Kelompok ketiga mengatakan, “Di tengah-tengah kita ada hamba Allah dan Rasul-Nya sesuai kehendak-
Nya kemudian ia naik ke langit.” Merekalah kaum muslimin.
Kelompok pertama dan kedua yang kafir akan mengalahkan kelompok ketiga yang muslim. Kelompok
yang muslim itu pun sirna, sampai Allah mengutus Muhammad shallallahu ‘alaihi wa sallam.”

Dalam ayat disebutkan,


َ ُ‫ب إِ ََّل لَيُؤْ مِ ن ََّن بِ ِه قَ ْب َل َم ْوتِ ِه َويَ ْو َم ْال ِقيَا َم ِة يَ ُكون‬
َ ‫علَ ْي ِه ْم‬
‫ش ِهيدًا‬ ِ ‫َوإِ ْن مِ ْن أ َ ْه ِل ْال ِكت َا‬
“Tidak ada seorangpun dari Ahli Kitab, kecuali akan beriman kepadanya (Isa) sebelum kematiannya. Dan
di hari kiamat nanti Isa itu akan menjadi saksi terhadap mereka.” (QS. An-Nisa’: 159)
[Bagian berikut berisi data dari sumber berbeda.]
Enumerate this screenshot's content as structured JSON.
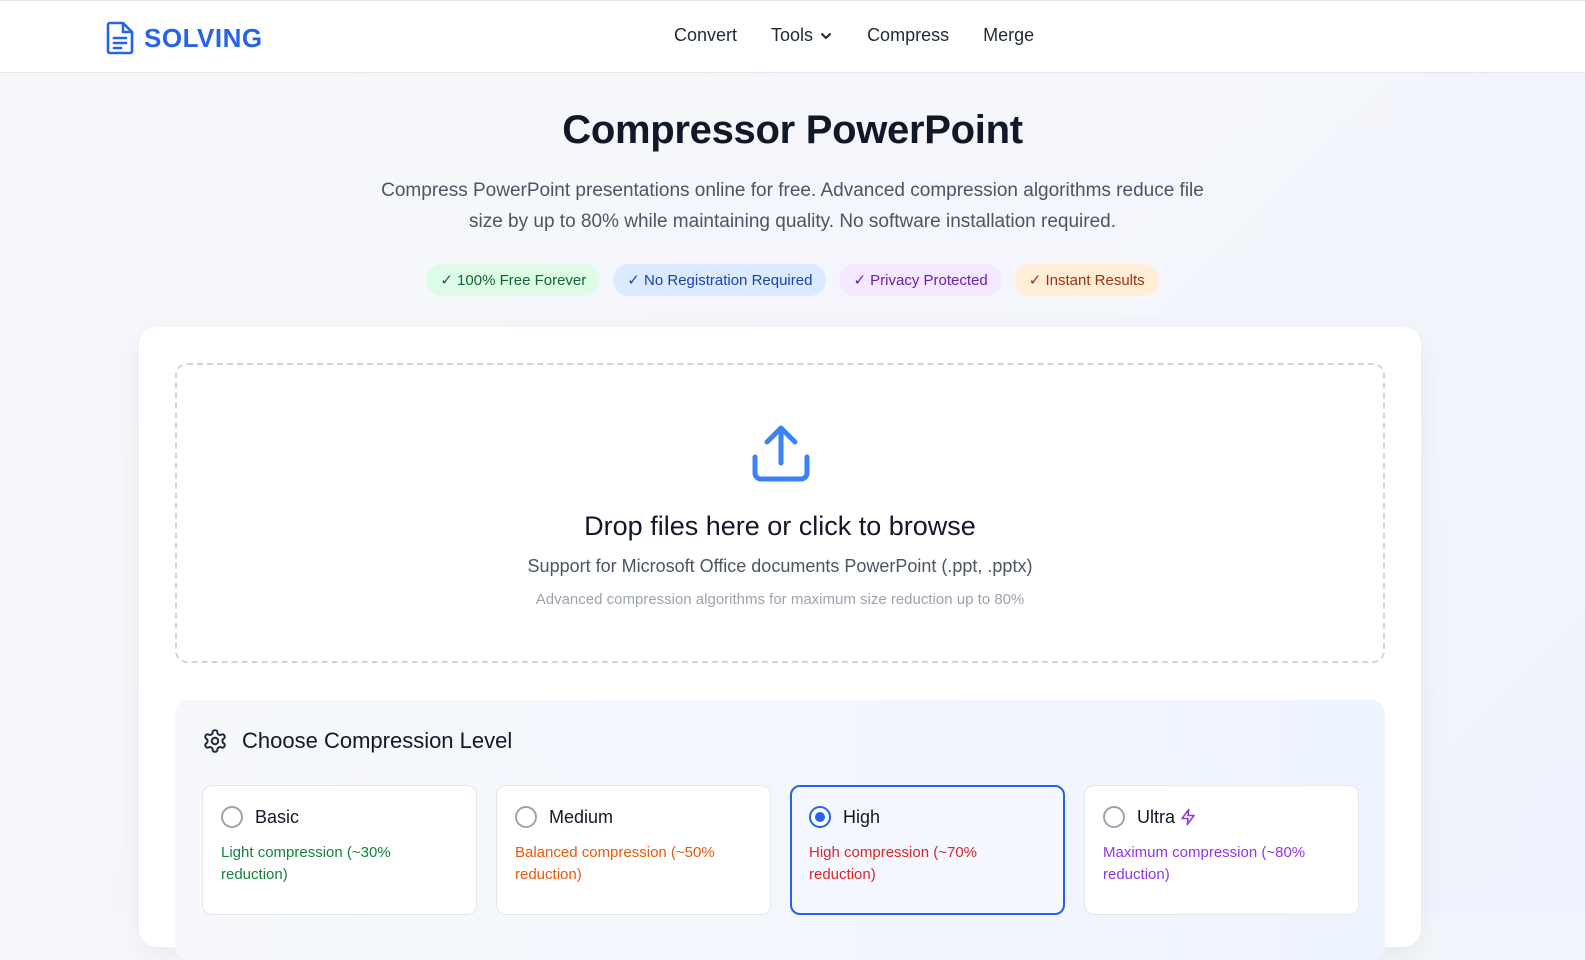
{
  "brand": {
    "name": "SOLVING",
    "color": "#2563eb",
    "icon": "document-icon"
  },
  "nav": {
    "items": [
      {
        "label": "Convert"
      },
      {
        "label": "Tools",
        "has_dropdown": true
      },
      {
        "label": "Compress"
      },
      {
        "label": "Merge"
      }
    ]
  },
  "hero": {
    "title": "Compressor PowerPoint",
    "subtitle": "Compress PowerPoint presentations online for free. Advanced compression algorithms reduce file size by up to 80% while maintaining quality. No software installation required.",
    "badges": [
      {
        "label": "✓ 100% Free Forever",
        "color": "#166534"
      },
      {
        "label": "✓ No Registration Required",
        "color": "#1e40af"
      },
      {
        "label": "✓ Privacy Protected",
        "color": "#6b21a8"
      },
      {
        "label": "✓ Instant Results",
        "color": "#9a3412"
      }
    ]
  },
  "dropzone": {
    "icon": "upload-icon",
    "title": "Drop files here or click to browse",
    "subtitle": "Support for Microsoft Office documents PowerPoint (.ppt, .pptx)",
    "note": "Advanced compression algorithms for maximum size reduction up to 80%"
  },
  "compression": {
    "icon": "gear-icon",
    "title": "Choose Compression Level",
    "selected": "High",
    "options": [
      {
        "name": "Basic",
        "description": "Light compression (~30% reduction)",
        "color": "#15803d"
      },
      {
        "name": "Medium",
        "description": "Balanced compression (~50% reduction)",
        "color": "#ea580c"
      },
      {
        "name": "High",
        "description": "High compression (~70% reduction)",
        "color": "#dc2626"
      },
      {
        "name": "Ultra",
        "description": "Maximum compression (~80% reduction)",
        "color": "#9333ea",
        "icon": "lightning-icon"
      }
    ]
  }
}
Qatadah mengatakan maksud ayat ini adalah sebelum kematian Isa dan jika beliau turun ke muka bumi,
semua agama akan beriman pada beliau.
Ibnu Zaid mengatakan bahwa ketika Isa bin Maryam turun lagi ke bumi, ia akan membunuh Dajjal. Lalu
tidak akan tersisa lagi seorang pun Yahudi kecuali akan beriman padanya.